Cummings also wrote about the world around him. He loved nature and questioned modern life, sometimes poking fun at machines and crowds. In his poem “pity this busy monster, manunkind,” he warned that technology could make people forget how to be human.

But what truly makes Cummings special is how much joy and individuality shine through his work. He believed that every person should be fully themselves, even if that meant breaking rules. One of his most famous lines says: “may I be I is the only prayer—not may I be great or good or beautiful or wise or strong.” He wanted readers, especially young ones, to trust their own voices.

Cummings wasn’t just a poet. He was also a painter and essayist. His colorful paintings were shown in galleries in New York and Paris. He saw art and poetry as twins, two different ways of expressing wonder about the world.

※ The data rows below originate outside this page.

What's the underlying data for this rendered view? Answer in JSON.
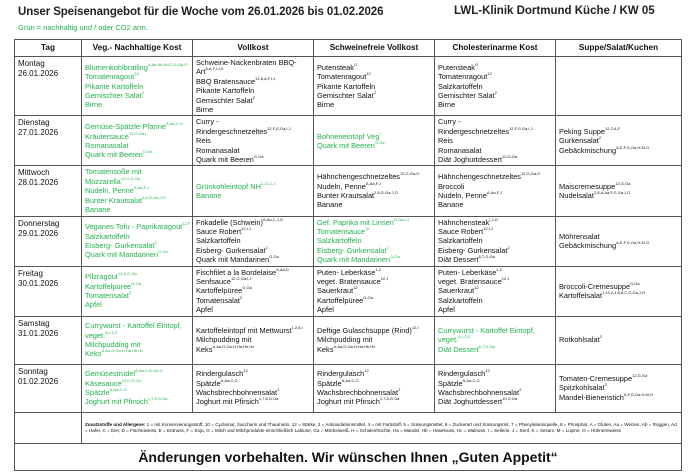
{
  "header": {
    "title": "Unser Speisenangebot für die Woche vom 26.01.2026 bis 01.02.2026",
    "location": "LWL-Klinik Dortmund Küche / KW 05",
    "legend": "Grün = nachhaltig und / oder CO2 arm."
  },
  "colors": {
    "green": "#22b24c",
    "text": "#111111",
    "border": "#555555"
  },
  "columns": [
    "Tag",
    "Veg.- Nachhaltige Kost",
    "Vollkost",
    "Schweinefreie Vollkost",
    "Cholesterinarme Kost",
    "Suppe/Salat/Kuchen"
  ],
  "days": [
    {
      "day": "Montag",
      "date": "26.01.2026",
      "cells": [
        {
          "green": true,
          "items": [
            [
              "Blumenkohlbratling",
              "A,Aa,Ab,Ad,C,G,Ga,O"
            ],
            [
              "Tomatenragout",
              "12"
            ],
            [
              "Pikante Kartoffeln",
              ""
            ],
            [
              "Gemischter Salat",
              "2"
            ],
            [
              "Birne",
              ""
            ]
          ]
        },
        {
          "green": false,
          "items": [
            [
              "Schweine-Nackenbraten BBQ-",
              ""
            ],
            [
              "Art",
              "8,A,F,I,J,K"
            ],
            [
              "BBQ Bratensauce",
              "12,8,A,F,I,J"
            ],
            [
              "Pikante Kartoffeln",
              ""
            ],
            [
              "Gemischter Salat",
              "2"
            ],
            [
              "Birne",
              ""
            ]
          ]
        },
        {
          "green": false,
          "items": [
            [
              "Putensteak",
              "O"
            ],
            [
              "Tomatenragout",
              "12"
            ],
            [
              "Pikante Kartoffeln",
              ""
            ],
            [
              "Gemischter Salat",
              "2"
            ],
            [
              "Birne",
              ""
            ]
          ]
        },
        {
          "green": false,
          "items": [
            [
              "Putensteak",
              "O"
            ],
            [
              "Tomatenragout",
              "12"
            ],
            [
              "Salzkartoffeln",
              ""
            ],
            [
              "Gemischter Salat",
              "2"
            ],
            [
              "Birne",
              ""
            ]
          ]
        },
        {
          "green": false,
          "items": []
        }
      ]
    },
    {
      "day": "Dienstag",
      "date": "27.01.2026",
      "cells": [
        {
          "green": true,
          "items": [
            [
              "Gemüse-Spätzle-Pfanne",
              "A,Aa,C,O"
            ],
            [
              "Kräutersauce",
              "12,G,Ga,I"
            ],
            [
              "Romanasalat",
              ""
            ],
            [
              "Quark mit Beeren",
              "G,Ga"
            ]
          ]
        },
        {
          "green": false,
          "items": [
            [
              "Curry -",
              ""
            ],
            [
              "Rindergeschnetzeltes",
              "12,F,G,Ga,I,J"
            ],
            [
              "Reis",
              ""
            ],
            [
              "Romanasalat",
              ""
            ],
            [
              "Quark mit Beeren",
              "G,Ga"
            ]
          ]
        },
        {
          "green": true,
          "items": [
            [
              "Bohneneintopf Veg",
              "I"
            ],
            [
              "Quark mit Beeren",
              "G,Ga"
            ]
          ]
        },
        {
          "green": false,
          "items": [
            [
              "Curry -",
              ""
            ],
            [
              "Rindergeschnetzeltes",
              "12,F,G,Ga,I,J"
            ],
            [
              "Reis",
              ""
            ],
            [
              "Romanasalat",
              ""
            ],
            [
              "Diät Joghurtdessert",
              "10,G,Ga"
            ]
          ]
        },
        {
          "green": false,
          "items": [
            [
              "Peking Suppe",
              "12,2,A,F"
            ],
            [
              "Gurkensalat",
              "2"
            ],
            [
              "Gebäckmischung",
              "A,E,F,G,Ga,H,M,O"
            ]
          ]
        }
      ]
    },
    {
      "day": "Mittwoch",
      "date": "28.01.2026",
      "cells": [
        {
          "green": true,
          "items": [
            [
              "Tomatensoße mit",
              ""
            ],
            [
              "Mozzarella",
              "12,C,G,Ga"
            ],
            [
              "Nudeln, Penne",
              "A,Aa,F,J"
            ],
            [
              "Bunter Krautsalat",
              "2,8,G,Ga,J,O"
            ],
            [
              "Banane",
              ""
            ]
          ]
        },
        {
          "green": true,
          "items": [
            [
              "Grünkohleintopf NH",
              "1,12,2,J"
            ],
            [
              "Banane",
              ""
            ]
          ]
        },
        {
          "green": false,
          "items": [
            [
              "Hähnchengeschnetzeltes",
              "12,G,Ga,O"
            ],
            [
              "Nudeln, Penne",
              "A,Aa,F,J"
            ],
            [
              "Bunter Krautsalat",
              "2,8,G,Ga,J,O"
            ],
            [
              "Banane",
              ""
            ]
          ]
        },
        {
          "green": false,
          "items": [
            [
              "Hähnchengeschnetzeltes",
              "12,G,Ga,O"
            ],
            [
              "Broccoli",
              ""
            ],
            [
              "Nudeln, Penne",
              "A,Aa,F,J"
            ],
            [
              "Banane",
              ""
            ]
          ]
        },
        {
          "green": false,
          "items": [
            [
              "Maiscremesuppe",
              "12,G,Ga"
            ],
            [
              "Nudelsalat",
              "2,8,A,Aa,F,G,Ga,J,O"
            ]
          ]
        }
      ]
    },
    {
      "day": "Donnerstag",
      "date": "29.01.2026",
      "cells": [
        {
          "green": true,
          "items": [
            [
              "Veganes Tofu - Paprikaragout",
              "12,F"
            ],
            [
              "Salzkartoffeln",
              ""
            ],
            [
              "Eisberg- Gurkensalat",
              "2"
            ],
            [
              "Quark mit Mandarinen",
              "G,Ga"
            ]
          ]
        },
        {
          "green": false,
          "items": [
            [
              "Frikadelle (Schwein)",
              "A,Aa,C,J,O"
            ],
            [
              "Sauce Robert",
              "12,I,J"
            ],
            [
              "Salzkartoffeln",
              ""
            ],
            [
              "Eisberg- Gurkensalat",
              "2"
            ],
            [
              "Quark mit Mandarinen",
              "G,Ga"
            ]
          ]
        },
        {
          "green": true,
          "items": [
            [
              "Gef. Paprika mit Linsen",
              "G,Ga,I,J"
            ],
            [
              "Tomatensauce",
              "12"
            ],
            [
              "Salzkartoffeln",
              ""
            ],
            [
              "Eisberg- Gurkensalat",
              "2"
            ],
            [
              "Quark mit Mandarinen",
              "G,Ga"
            ]
          ]
        },
        {
          "green": false,
          "items": [
            [
              "Hähnchensteak",
              "I,J,O"
            ],
            [
              "Sauce Robert",
              "12,I,J"
            ],
            [
              "Salzkartoffeln",
              ""
            ],
            [
              "Eisberg- Gurkensalat",
              "2"
            ],
            [
              "Diät Dessert",
              "6,7,G,Ga"
            ]
          ]
        },
        {
          "green": false,
          "items": [
            [
              "Möhrensalat",
              ""
            ],
            [
              "Gebäckmischung",
              "A,E,F,G,Ga,H,M,O"
            ]
          ]
        }
      ]
    },
    {
      "day": "Freitag",
      "date": "30.01.2026",
      "cells": [
        {
          "green": true,
          "items": [
            [
              "Pilzragout",
              "12,A,G,Ga"
            ],
            [
              "Kartoffelpüree",
              "G,Ga"
            ],
            [
              "Tomatensalat",
              "2"
            ],
            [
              "Apfel",
              ""
            ]
          ]
        },
        {
          "green": false,
          "items": [
            [
              "Fischfilet a la Bordelaise",
              "A,Aa,D"
            ],
            [
              "Senfsauce",
              "12,G,Ga,I,J"
            ],
            [
              "Kartoffelpüree",
              "G,Ga"
            ],
            [
              "Tomatensalat",
              "2"
            ],
            [
              "Apfel",
              ""
            ]
          ]
        },
        {
          "green": false,
          "items": [
            [
              "Puten- Leberkäse",
              "1,2"
            ],
            [
              "veget. Bratensauce",
              "12,J"
            ],
            [
              "Sauerkraut",
              "12"
            ],
            [
              "Kartoffelpüree",
              "G,Ga"
            ],
            [
              "Apfel",
              ""
            ]
          ]
        },
        {
          "green": false,
          "items": [
            [
              "Puten- Leberkäse",
              "1,2"
            ],
            [
              "veget. Bratensauce",
              "12,J"
            ],
            [
              "Sauerkraut",
              "12"
            ],
            [
              "Salzkartoffeln",
              ""
            ],
            [
              "Apfel",
              ""
            ]
          ]
        },
        {
          "green": false,
          "items": [
            [
              "Broccoli-Cremesuppe",
              "G,Ga"
            ],
            [
              "Kartoffelsalat",
              "1,10,2,4,5,8,C,G,Ga,J,O"
            ]
          ]
        }
      ]
    },
    {
      "day": "Samstag",
      "date": "31.01.2026",
      "cells": [
        {
          "green": true,
          "items": [
            [
              "Currywurst - Kartoffel Eintopf,",
              ""
            ],
            [
              "veget.",
              "A,I,J,O"
            ],
            [
              "Milchpudding mit",
              ""
            ],
            [
              "Keks",
              "A,Aa,G,Ga,H,Ha,Hb,Hc"
            ]
          ]
        },
        {
          "green": false,
          "items": [
            [
              "Kartoffeleintopf mit Mettwurst",
              "1,2,8,I"
            ],
            [
              "Milchpudding mit",
              ""
            ],
            [
              "Keks",
              "A,Aa,G,Ga,H,Ha,Hb,Hc"
            ]
          ]
        },
        {
          "green": false,
          "items": [
            [
              "Deftige Gulaschsuppe (Rind)",
              "12,I"
            ],
            [
              "Milchpudding mit",
              ""
            ],
            [
              "Keks",
              "A,Aa,G,Ga,H,Ha,Hb,Hc"
            ]
          ]
        },
        {
          "green": true,
          "items": [
            [
              "Currywurst - Kartoffel Eintopf,",
              ""
            ],
            [
              "veget.",
              "A,I,J,O"
            ],
            [
              "Diät Dessert",
              "6,7,G,Ga"
            ]
          ]
        },
        {
          "green": false,
          "items": [
            [
              "Rotkohlsalat",
              "2"
            ]
          ]
        }
      ]
    },
    {
      "day": "Sonntag",
      "date": "01.02.2026",
      "cells": [
        {
          "green": true,
          "items": [
            [
              "Gemüsestrudel",
              "A,Aa,C,G,Ga,O"
            ],
            [
              "Käsesauce",
              "12,C,G,Ga"
            ],
            [
              "Spätzle",
              "A,Aa,C,O"
            ],
            [
              "Joghurt mit Pfirsich",
              "1,7,8,G,Ga"
            ]
          ]
        },
        {
          "green": false,
          "items": [
            [
              "Rindergulasch",
              "12"
            ],
            [
              "Spätzle",
              "A,Aa,C,O"
            ],
            [
              "Wachsbrechbohnensalat",
              "2"
            ],
            [
              "Joghurt mit Pfirsich",
              "1,7,8,G,Ga"
            ]
          ]
        },
        {
          "green": false,
          "items": [
            [
              "Rindergulasch",
              "12"
            ],
            [
              "Spätzle",
              "A,Aa,C,O"
            ],
            [
              "Wachsbrechbohnensalat",
              "2"
            ],
            [
              "Joghurt mit Pfirsich",
              "1,7,8,G,Ga"
            ]
          ]
        },
        {
          "green": false,
          "items": [
            [
              "Rindergulasch",
              "12"
            ],
            [
              "Spätzle",
              "A,Aa,C,O"
            ],
            [
              "Wachsbrechbohnensalat",
              "2"
            ],
            [
              "Diät Joghurtdessert",
              "10,G,Ga"
            ]
          ]
        },
        {
          "green": false,
          "items": [
            [
              "Tomaten-Cremesuppe",
              "12,G,Ga"
            ],
            [
              "Spitzkohlsalat",
              "2"
            ],
            [
              "Mandel-Bienenstich",
              "A,F,G,Ga,H,M,O"
            ]
          ]
        }
      ]
    }
  ],
  "footer": {
    "allergens_label": "Zusatzstoffe und Allergene:",
    "allergens_text": " 1 = mit Konservierungsstoff, 10 = Cyclamat, Saccharin und Thaumatin, 12 = Stärke, 2 = Antioxidationsmittel, 4 = mit Farbstoff, 5 = Süssungsmittel, 6 = Zuckerart und Süssungsmit, 7 = Phenylalaninquelle, 8 = Phosphat, A = Gluten, Aa = Weizen, Ab = Roggen, Ad = Hafer, C = Eier, D = Fischeiweiss, E = Erdnuss, F = Soja, G = Milch und Milchprodukte einschließlich Laktose, Ga = Milcheiweiß, H = Schalenfrüchte, Ha = Mandel, Hb = Haselnuss, Hc = Walnuss, I = Sellerie, J = Senf, K = Sesam, M = Lupine, O = Hühnereiweiss",
    "closing": "Änderungen vorbehalten. Wir wünschen Ihnen „Guten Appetit“"
  }
}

Throughout his career, Cummings published more than 2,900 poems, along with plays, essays, and drawings. Some critics at the time thought his work was too strange. Others loved it. Over the years, his style became one of the most recognizable in American poetry. He received many awards, including the Bollingen Prize for Poetry in 1958.

He spent much of his later life at his quiet home in Silver Lake, New Hampshire, known as Joy Farm, where he painted, wrote, and walked in the woods. Cummings died there on September 3, 1962, but his work continues to inspire new generations to see language differently.

  1. E.E. Cummings was a poet who experimented with alternative spelling, grammar, sentence structure, and other ways of writing that most people wouldn’t consider normal.
  2. Cummings said his goal was to make people feel something just by looking at his words.
  3. Cummings served in World War I, but was mistaken for a spy by the French government because a mix up with letters.